Don Camillo (Tarocci de son nom de famille, très rarement utilisé) est le curé du petit village italien de Brescello dans la Bassa padana, où il se livre à une guerre d’influence contre Peppone, le maire communiste. Don Camillo discute souvent avec la statue du Christ de son église, qui lui répond généralement sur un ton humoristique. Rivaux, mais unis par une forme de sympathie réciproque, don Camillo et Peppone vivent des aventures souvent picaresques, qui se traduisent parfois par des affrontements physiques, dans une longue série d’histoires au ton le plus souvent ironique mais parfois plus sombre.
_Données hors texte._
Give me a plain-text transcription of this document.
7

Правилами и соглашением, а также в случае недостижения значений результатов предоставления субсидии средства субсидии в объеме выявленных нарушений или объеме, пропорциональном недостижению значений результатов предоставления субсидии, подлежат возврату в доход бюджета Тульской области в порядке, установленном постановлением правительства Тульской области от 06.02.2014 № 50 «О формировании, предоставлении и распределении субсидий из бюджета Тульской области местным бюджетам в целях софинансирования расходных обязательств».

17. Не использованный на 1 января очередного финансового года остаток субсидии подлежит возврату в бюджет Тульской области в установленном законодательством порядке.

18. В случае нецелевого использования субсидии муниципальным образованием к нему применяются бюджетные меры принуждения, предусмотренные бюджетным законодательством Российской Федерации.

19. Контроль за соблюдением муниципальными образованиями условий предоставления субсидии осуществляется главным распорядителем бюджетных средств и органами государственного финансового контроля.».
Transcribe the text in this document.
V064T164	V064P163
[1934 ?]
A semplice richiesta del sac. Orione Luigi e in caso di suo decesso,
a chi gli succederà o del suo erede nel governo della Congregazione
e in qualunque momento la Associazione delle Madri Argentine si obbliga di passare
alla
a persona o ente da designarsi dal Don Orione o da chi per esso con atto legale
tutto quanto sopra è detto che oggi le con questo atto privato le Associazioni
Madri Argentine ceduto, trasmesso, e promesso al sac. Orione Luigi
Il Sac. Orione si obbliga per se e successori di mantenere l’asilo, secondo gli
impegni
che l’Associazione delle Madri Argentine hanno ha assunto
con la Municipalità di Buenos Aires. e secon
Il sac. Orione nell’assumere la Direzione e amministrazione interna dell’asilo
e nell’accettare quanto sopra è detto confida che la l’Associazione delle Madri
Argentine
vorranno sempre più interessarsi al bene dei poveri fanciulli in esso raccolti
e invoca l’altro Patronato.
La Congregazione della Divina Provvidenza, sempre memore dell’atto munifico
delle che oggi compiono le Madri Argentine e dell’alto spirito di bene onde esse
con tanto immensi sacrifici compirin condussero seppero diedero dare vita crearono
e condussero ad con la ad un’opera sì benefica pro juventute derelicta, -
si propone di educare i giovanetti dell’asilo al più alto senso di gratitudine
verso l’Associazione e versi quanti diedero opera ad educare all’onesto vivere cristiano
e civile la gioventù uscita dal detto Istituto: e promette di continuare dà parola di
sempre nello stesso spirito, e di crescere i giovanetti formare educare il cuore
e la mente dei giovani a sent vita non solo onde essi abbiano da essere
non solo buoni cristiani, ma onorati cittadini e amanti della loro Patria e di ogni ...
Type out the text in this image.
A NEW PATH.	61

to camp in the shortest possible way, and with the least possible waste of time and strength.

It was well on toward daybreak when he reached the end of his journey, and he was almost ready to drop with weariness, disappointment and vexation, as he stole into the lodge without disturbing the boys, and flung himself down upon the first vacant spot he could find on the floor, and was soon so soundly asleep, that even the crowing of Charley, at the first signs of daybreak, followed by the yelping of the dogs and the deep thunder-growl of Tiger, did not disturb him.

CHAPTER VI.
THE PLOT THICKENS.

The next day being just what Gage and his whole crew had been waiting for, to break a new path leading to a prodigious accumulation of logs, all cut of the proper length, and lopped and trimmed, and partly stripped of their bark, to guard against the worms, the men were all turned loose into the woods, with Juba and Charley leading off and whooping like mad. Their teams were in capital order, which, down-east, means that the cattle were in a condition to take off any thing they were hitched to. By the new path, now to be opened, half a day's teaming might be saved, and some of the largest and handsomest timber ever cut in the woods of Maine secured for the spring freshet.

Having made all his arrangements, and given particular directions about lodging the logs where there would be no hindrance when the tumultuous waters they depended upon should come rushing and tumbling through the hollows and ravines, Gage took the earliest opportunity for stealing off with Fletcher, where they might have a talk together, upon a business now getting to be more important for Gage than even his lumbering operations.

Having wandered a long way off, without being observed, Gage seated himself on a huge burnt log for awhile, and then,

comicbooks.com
Guareschi, militant anti-communiste, entendait tourner en dérision la situation politique de son pays et le poids du parti communiste italien.

Le grand succès des nouvelles inspira à partir de 1951 une adaptation au cinéma, la série de films « Don Camillo » ou « Le Curé » débuta avec le Petit Monde de don Camillo, coproduction italo-française sortie dans les salles en 1952. Gino Cervi devait initialement incarner don Camillo et Guareschi lui-même tenir le rôle de Peppone. Mais le metteur en scène Julien Duvivier, mécontent de cette distribution, fit tout pour dissuader Guareschi, qui renonça finalement. Duvivier proposa ensuite le rôle du prêtre à Jacques Morel mais celui-ci n’était pas disponible aux dates du tournage. Gino Cervi assuma finalement le rôle de Peppone, tandis que Fernandel était appelé pour prendre la vedette du film : ayant peur d’être cantonné aux rôles d’ecclésiastiques, il demanda un cachet tel qu’il pensait que le producteur refuserait son exigence qui fut finalement satisfaite.